Infinite Jest racconta questo meccanismo senza moralismi. Lo fa con la consapevolezza che il bisogno di intrattenimento nasce da una ferita autentica. Vogliamo essere distratti perché essere presenti e consapevoli, il più delle volte, è doloroso. Un dolore che spesso si rintana nella noia.
Oggi l’aggettivo “noioso” è diventato quasi una condanna sociale. È una delle caratteristiche più svilenti che possiamo attribuire a un’esperienza o a una persona.
Prima di suicidarsi, nel 2008, Wallace stava da anni lavorando a Il re pallido (uscito postumo e incompiuto, nel 2011), un romanzo dedicato all’esperienza del tempo vuoto e del tedio. Un libro che tentava di trasformare la noia in materia narrativa, come se fosse una risorsa da esplorare, non un difetto da eliminare. In questo senso, Infinite Jest era il primo passo verso un esercizio di resistenza ai rimedi facili alla noia, tra cui l’ironia.
Una delle qualità più sorprendenti di Wallace era anche la capacità di far ridere mentre parlava delle cose più terribili. Infinite Jest è pieno di scene divertenti, ma quella comicità non è un semplice esercizio di stile. La sua ironia non serve a proteggersi dalla realtà, ma a renderla sopportabile. Ed è una specie di condanna: Wallace nutriva un sospetto profondo nei confronti dell’ironia, soprattutto quando diventava una postura permanente, una scorciatoia emotiva travestita da intelligenza.
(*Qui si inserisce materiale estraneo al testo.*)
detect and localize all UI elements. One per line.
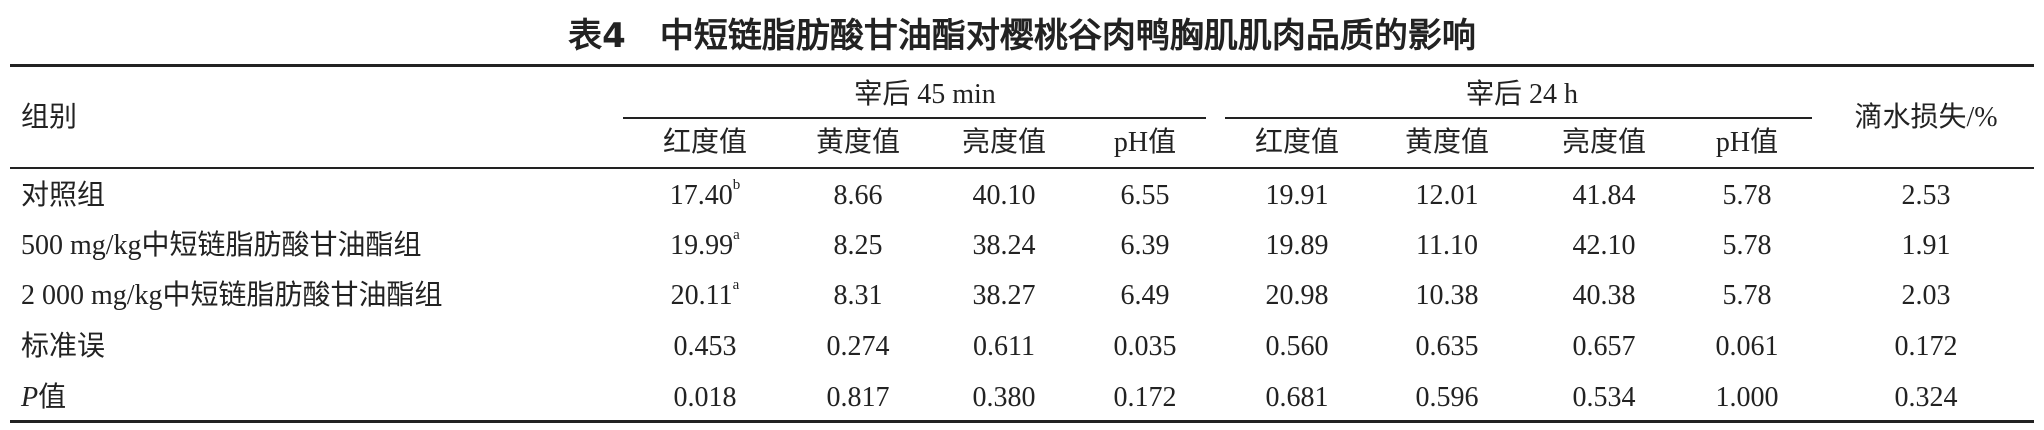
cell: 8.25 bbox=[833, 230, 883, 261]
cell: 5.78 bbox=[1722, 180, 1772, 211]
cell: 0.035 bbox=[1113, 331, 1177, 362]
cell: 8.31 bbox=[833, 280, 883, 311]
cell: 5.78 bbox=[1722, 230, 1772, 261]
cell: 0.453 bbox=[673, 331, 737, 362]
cell: 1.000 bbox=[1715, 382, 1779, 413]
header-rule bbox=[10, 167, 2034, 169]
italic-label: P bbox=[21, 382, 39, 413]
subheader-cell: 亮度值 bbox=[961, 127, 1047, 158]
subheader-cell: pH值 bbox=[1715, 127, 1779, 158]
row-label: 标准误 bbox=[21, 331, 106, 362]
cell: 0.018 bbox=[673, 382, 737, 413]
cell: 0.596 bbox=[1415, 382, 1479, 413]
subheader-cell: 红度值 bbox=[662, 127, 748, 158]
span-rule bbox=[623, 117, 1206, 119]
cell: 42.10 bbox=[1572, 230, 1636, 261]
top-rule bbox=[10, 64, 2034, 67]
row-label: 500 mg/kg中短链脂肪酸甘油酯组 bbox=[21, 230, 422, 261]
cell: 0.274 bbox=[826, 331, 890, 362]
cell: 17.40b bbox=[669, 178, 741, 211]
cell: 0.172 bbox=[1894, 331, 1958, 362]
cell: 0.380 bbox=[972, 382, 1036, 413]
cell: 0.817 bbox=[826, 382, 890, 413]
cell: 6.55 bbox=[1120, 180, 1170, 211]
superscript: a bbox=[733, 227, 740, 243]
header-cell: 组别 bbox=[21, 102, 78, 133]
cell: 38.24 bbox=[972, 230, 1036, 261]
subheader-cell: 黄度值 bbox=[1404, 127, 1490, 158]
cell: 0.681 bbox=[1265, 382, 1329, 413]
cell: 40.10 bbox=[972, 180, 1036, 211]
superscript: b bbox=[732, 177, 741, 193]
cell: 0.061 bbox=[1715, 331, 1779, 362]
bottom-rule bbox=[10, 420, 2034, 423]
row-label: 对照组 bbox=[21, 180, 106, 211]
cell: 6.39 bbox=[1120, 230, 1170, 261]
cell: 0.635 bbox=[1415, 331, 1479, 362]
cell: 0.172 bbox=[1113, 382, 1177, 413]
cell: 0.324 bbox=[1894, 382, 1958, 413]
superscript: a bbox=[732, 277, 740, 293]
cell: 20.98 bbox=[1265, 280, 1329, 311]
cell: 2.53 bbox=[1901, 180, 1951, 211]
row-label: P值 bbox=[21, 384, 66, 412]
cell: 10.38 bbox=[1415, 280, 1479, 311]
cell: 0.611 bbox=[973, 331, 1035, 362]
cell-value: 19.99 bbox=[670, 230, 734, 261]
subheader-cell: pH值 bbox=[1113, 127, 1177, 158]
header-cell: 宰后 24 h bbox=[1465, 79, 1579, 110]
span-rule bbox=[1225, 117, 1812, 119]
header-cell: 滴水损失/% bbox=[1854, 102, 1998, 133]
cell: 6.49 bbox=[1120, 280, 1170, 311]
cell: 19.89 bbox=[1265, 230, 1329, 261]
cell: 12.01 bbox=[1415, 180, 1479, 211]
cell: 40.38 bbox=[1572, 280, 1636, 311]
row-label: 2 000 mg/kg中短链脂肪酸甘油酯组 bbox=[21, 280, 443, 311]
cell: 11.10 bbox=[1416, 230, 1478, 261]
table-title: 表4 中短链脂肪酸甘油酯对樱桃谷肉鸭胸肌肌肉品质的影响 bbox=[568, 16, 1476, 56]
cell: 0.560 bbox=[1265, 331, 1329, 362]
label-text: 值 bbox=[38, 382, 67, 413]
cell: 19.99a bbox=[670, 228, 740, 261]
cell: 5.78 bbox=[1722, 280, 1772, 311]
header-cell: 宰后 45 min bbox=[854, 79, 996, 110]
cell: 20.11a bbox=[670, 278, 740, 311]
cell: 8.66 bbox=[833, 180, 883, 211]
cell: 1.91 bbox=[1901, 230, 1951, 261]
cell: 38.27 bbox=[972, 280, 1036, 311]
subheader-cell: 黄度值 bbox=[815, 127, 901, 158]
cell: 2.03 bbox=[1901, 280, 1951, 311]
cell: 41.84 bbox=[1572, 180, 1636, 211]
subheader-cell: 亮度值 bbox=[1561, 127, 1647, 158]
cell-value: 17.40 bbox=[669, 180, 733, 211]
cell: 0.534 bbox=[1572, 382, 1636, 413]
cell: 19.91 bbox=[1265, 180, 1329, 211]
cell-value: 20.11 bbox=[670, 280, 733, 311]
cell: 0.657 bbox=[1572, 331, 1636, 362]
subheader-cell: 红度值 bbox=[1254, 127, 1340, 158]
Sosteneva che l’ironia postmoderna, dopo aver liberato la letteratura americana dal moralismo e dalla retorica, rischiava di trasformarsi in una gabbia: uno strumento perfetto per evitare il coinvolgimento, per non esporsi, per non prendere sul serio nulla, nemmeno il dolore. In Infinite Jest l’ironia è ovunque, ma è mostrata come una risorsa fragile, un linguaggio di difesa che funziona solo fino a un certo punto.

Oltre quella soglia resta la necessità di dire qualcosa di sincero, senza protezioni, senza distacco. È lì che Wallace colloca la vera posta in gioco del romanzo: la possibilità, sempre più rara, di parlare seriamente in un mondo che ha imparato a ridere di tutto, e a distrarsi, prima ancora di capire cosa sta guardando.
Leggere Infinite Jest oggi significa accorgersi che molte delle nostre ossessioni erano già lì, in forma embrionale. La paura del silenzio, la trasformazione del piacere in dipendenza, la difficoltà di stare da soli con i propri pensieri.
Wallace aveva intuito che il piacere, quando diventa un flusso ininterrotto, smette di essere un evento e si trasforma in una condizione permanente. In quella condizione il desiderio perde contorni, il tempo si appiattisce, l’esperienza si fa indistinta. Non c’è più attesa, non c’è più distanza, non c’è più il margine necessario perché qualcosa possa davvero accadere.
Infinite Jest racconta proprio questo spazio che scompare: lo spazio tra un impulso e la sua soddisfazione, tra una domanda e la sua risposta, tra un individuo e ciò che lo intrattiene. È un romanzo costruito per restituire attrito all’esperienza, per ricordare che la coscienza non è un flusso continuo di stimoli, ma un terreno accidentato, pieno di interruzioni, deviazioni, zone d’ombra.
Riletto oggi, il libro appare meno come una profezia e più come una radiografia. Wallace osservava un mondo che stava imparando a considerare insopportabile ogni forma di vuoto, e provava a trasformare proprio quel vuoto in materia narrativa. La fatica di leggere Infinite Jest, la sua struttura irregolare, la sua resistenza al consumo rapido fanno parte dello stesso gesto: obbligare il lettore a fermarsi, a perdersi, a restare.
Forse è questo il motivo per cui, dopo trent’anni, il romanzo continua a sembrarci così vicino. Non perché descrive con precisione il nostro presente, ma perché mette a nudo una tensione che non abbiamo mai risolto: il bisogno di essere intrattenuti e il desiderio, più difficile da ammettere, di qualcosa che non possa essere consumato.